Satu ketika, aku kelaperan, ga ada duit, seharian blom makan. Aku datang kerumah qoran, dan terus terang berkata,
"wak Ran. Seharian blom makan neh, ada nasi?".
yang kemudian keluar, bukan hanya nasi, beberapa lembaran rupiah pun meninggalkan dompetnya untuk pindah ke kantongku. Kali lain, ia datang ke kost,
"Rif, ini ada tanah, luasnya sekian, coba buatin beberapa gambar rumah satu lantai saja. Butuh 5 kamar, dua kamarmandi. Di sudut sini sanggah, lainnya coba kamu atur."
Esoknya ia kembali, dan beberapa pilihan gambar denah ia dapatkan. Dan selanjutnya salah satunya kini sudah jadi sebuah rumah di karangasem. Ketika ia mau bawa gambar itu, pertanyaan singkat keluar dari mulutnya, "Sudah Makan?"
Yeap...hal-hal yang kelihatan kecil, ternyata itulah yang memelihara hubungan sebuah pertemanan. Saling menghargai, terbuka, jujur dan tidak saling memanfaatkan secara picik. Namun, itu tak berarti menegasikan cekcok dan pertengkaran. Pertengkaran, cekcok dalam pertemanan adalah warna dan sensasi lain dalam pertemanan. Keberhasilan dalam menghadapi fase ini, adalah keberhasilan
menjalani proses pertemanan. Beda pendapat, cekcok itu lumrah dan ketika kita bisa mengatasinya dengan pikiran yang jernih,
dewasa melalui diskusi yang terbuka, maka kenikmatan berteman ada disana. Sebaliknya, jika dihadapi dengan sikap kerdil, hilanglah seorang teman dalam hidupmu.
Tak jauh jauh contoh untuk ini. Vera (Ophie^), adalah salah satu contoh yang paling dekat.

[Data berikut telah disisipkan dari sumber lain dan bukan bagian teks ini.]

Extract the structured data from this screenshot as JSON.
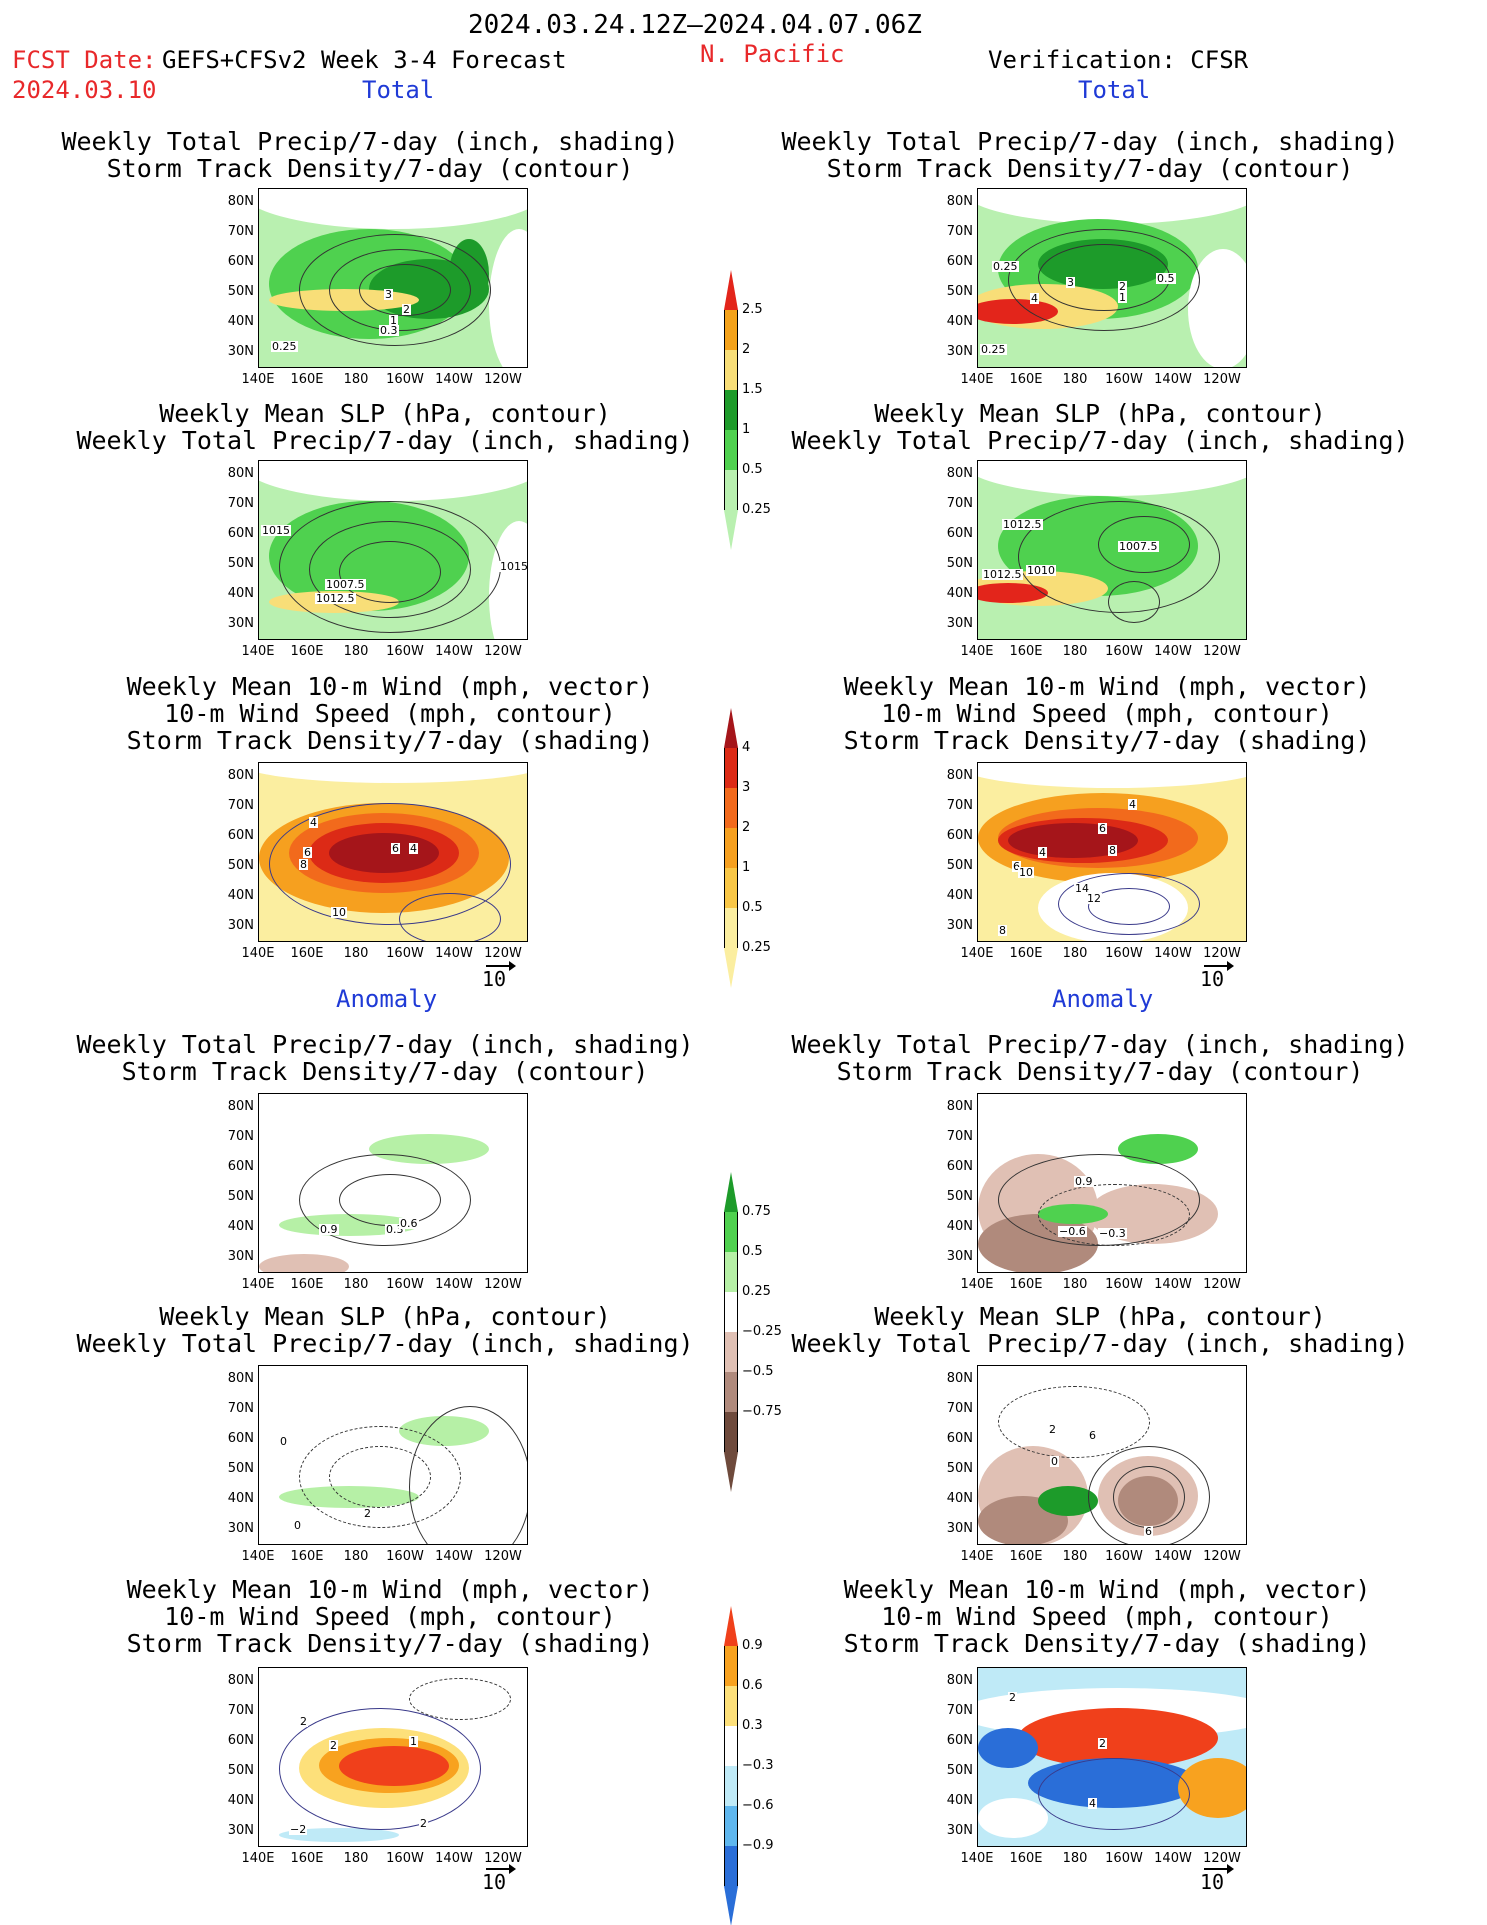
{
  "header": {
    "period": "2024.03.24.12Z–2024.04.07.06Z",
    "fcst_date_label": "FCST Date:",
    "forecast_desc": "GEFS+CFSv2 Week 3-4 Forecast",
    "fcst_date": "2024.03.10",
    "region": "N. Pacific",
    "verification": "Verification: CFSR"
  },
  "sections": {
    "total": "Total",
    "anomaly": "Anomaly"
  },
  "panel_titles": {
    "precip_storm": [
      "Weekly Total Precip/7-day (inch, shading)",
      "Storm Track Density/7-day (contour)"
    ],
    "slp_precip": [
      "Weekly Mean SLP (hPa, contour)",
      "Weekly Total Precip/7-day (inch, shading)"
    ],
    "wind_storm": [
      "Weekly Mean 10-m Wind (mph, vector)",
      "10-m Wind Speed (mph, contour)",
      "Storm Track Density/7-day (shading)"
    ]
  },
  "axes": {
    "lat": [
      "80N",
      "70N",
      "60N",
      "50N",
      "40N",
      "30N"
    ],
    "lon": [
      "140E",
      "160E",
      "180",
      "160W",
      "140W",
      "120W"
    ]
  },
  "vector_ref": "10",
  "colorbars": {
    "precip_total": {
      "ticks": [
        "2.5",
        "2",
        "1.5",
        "1",
        "0.5",
        "0.25"
      ],
      "colors": [
        "#e3251b",
        "#f4a21a",
        "#f8de78",
        "#1d9b2a",
        "#4fd14f",
        "#b9f0b0"
      ]
    },
    "storm_total": {
      "ticks": [
        "4",
        "3",
        "2",
        "1",
        "0.5",
        "0.25"
      ],
      "colors": [
        "#a5151a",
        "#dc2a16",
        "#f26a1c",
        "#f6a01f",
        "#f9c746",
        "#fbeea0"
      ]
    },
    "precip_anom": {
      "ticks": [
        "0.75",
        "0.5",
        "0.25",
        "−0.25",
        "−0.5",
        "−0.75"
      ],
      "colors": [
        "#1d9b2a",
        "#4fd14f",
        "#b6f0a6",
        "#ffffff",
        "#e0c0b4",
        "#b08a7c",
        "#6e4a3c"
      ]
    },
    "storm_anom": {
      "ticks": [
        "0.9",
        "0.6",
        "0.3",
        "−0.3",
        "−0.6",
        "−0.9"
      ],
      "colors": [
        "#f0401b",
        "#f8a21f",
        "#fde07a",
        "#ffffff",
        "#bfeaf7",
        "#5fb7ee",
        "#2a6ed8"
      ]
    }
  },
  "contour_labels": {
    "f_precip": [
      "3",
      "2",
      "1",
      "0.3",
      "0.25"
    ],
    "v_precip": [
      "0.25",
      "4",
      "3",
      "2",
      "1",
      "0.5",
      "0.25"
    ],
    "f_slp": [
      "1015",
      "1007.5",
      "1012.5",
      "1015"
    ],
    "v_slp": [
      "1012.5",
      "1007.5",
      "1012.5",
      "1010"
    ],
    "f_wind": [
      "4",
      "6",
      "8",
      "6",
      "4",
      "10"
    ],
    "v_wind": [
      "4",
      "6",
      "4",
      "6",
      "8",
      "10",
      "14",
      "12",
      "8"
    ],
    "fa_precip": [
      "0.9",
      "0.3",
      "0.6"
    ],
    "va_precip": [
      "0.9",
      "−0.6",
      "−0.3"
    ],
    "fa_slp": [
      "0",
      "2",
      "0"
    ],
    "va_slp": [
      "2",
      "6",
      "0",
      "6"
    ],
    "fa_wind": [
      "2",
      "2",
      "1",
      "−2",
      "2"
    ],
    "va_wind": [
      "2",
      "2",
      "4"
    ]
  }
}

Aku dan dia, kawan kenal di irc sini yang lalu berlanjut di darat. Selama kami kenal, bisa ditanya sama dia, berapa kali kami marahan, ngambek-ngambekan. Terkadang berawal dari dia, tak jarang berawal dari aku. Namun, lebih sering rasanya berawal dari aku, yang ujung-ujungnya membuat dia nangis. Ehm. Tapi syukurnya, smua itu bisa diatasi dengan tentu saja mengalahkan ego kami. Ego dia atau aku. Dan jangan lupa, dalam kondisi kayak gitu, peran pihak ketiga juga kuat. Dalam kasus aku ma vera kemaren, aku dah lama tau bahwa tujuannya baik, dan uhm..sangat baik sebagai teman, hanya saja, emosi, ego dan keakuan yang berkuasa padaku teramat kuat, hingga banyak kawan lain yang menyayangkan hal ini. Si Ika bilang, vera itu teman yang baik. Dia itu sayang ma mas, begitu kata nya.
Lalu simanja, yang juga berkata,"she is a valuable friends mas". Juga si timus, yang membodoh-bodohkan aku, "kalo bukan temen, sapa lagi yang bisa ngomong kayak gitu, mau ngasih masukan,"begitu kira-kira dulu si Timuss bicara. yah, namanya egois, gitu deh, sampai akhirnya Monik, --yang pada akhirnya tahu dari Vera sendiri tentang situasi pertemanan kami-- yang bicara. Nyerah deh gw pada ego, dan menyadari sebuah kesalahan. Kini, aku bisa senyum lagi, dan berteriak memanggilnya... "mbahhhhhhhhhhhhhhhhhhhhhhhh".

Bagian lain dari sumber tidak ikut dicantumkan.